Nov 16 2011
The Associated Press/Washington Times reports on a pilot project plan by Partners In Health (PIH) and GHESKIO to vaccinate Haitians against cholera, which "has set off a debate among some public health experts who question the wisdom of [the] program that will inoculate only one percent of the population and could deplete the world's stock of available cholera vaccine, potentially putting people at risk in other vulnerable places." The program will cost an estimated $870,000, money that some experts say would be better spent cleaning up contaminated waterways, according to the AP.

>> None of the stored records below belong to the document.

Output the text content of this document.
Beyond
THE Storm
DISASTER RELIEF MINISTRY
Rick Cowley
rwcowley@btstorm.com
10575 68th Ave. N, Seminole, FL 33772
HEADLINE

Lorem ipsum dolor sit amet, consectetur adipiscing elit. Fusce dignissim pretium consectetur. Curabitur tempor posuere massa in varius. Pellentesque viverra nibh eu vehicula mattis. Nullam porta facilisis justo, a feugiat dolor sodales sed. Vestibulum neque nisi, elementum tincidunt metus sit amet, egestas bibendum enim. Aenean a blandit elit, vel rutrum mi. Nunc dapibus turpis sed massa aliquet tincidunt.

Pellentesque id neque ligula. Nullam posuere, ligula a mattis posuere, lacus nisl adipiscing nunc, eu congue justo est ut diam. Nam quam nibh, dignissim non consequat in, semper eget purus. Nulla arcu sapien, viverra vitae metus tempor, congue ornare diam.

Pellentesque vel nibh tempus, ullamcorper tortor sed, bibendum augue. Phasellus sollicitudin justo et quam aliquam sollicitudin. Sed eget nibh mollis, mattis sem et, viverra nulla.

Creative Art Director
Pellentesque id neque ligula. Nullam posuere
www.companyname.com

Jon Weigel of PIH said, "We're not doing this at the exclusion of water and sanitation. ... We really think that it's faulty logic to think that it's one or the other," the news service notes. Peter Graaff, the Haiti representative of the WHO, "acknowledged complications associated with the program," the AP writes, adding that Graaff "point[ed] out the need for a second dose and refrigeration for the vaccine and the limited vaccine supply worldwide. "It's obviously one of a number of preventative measures," he added, the AP reports (Daniel, 10/14).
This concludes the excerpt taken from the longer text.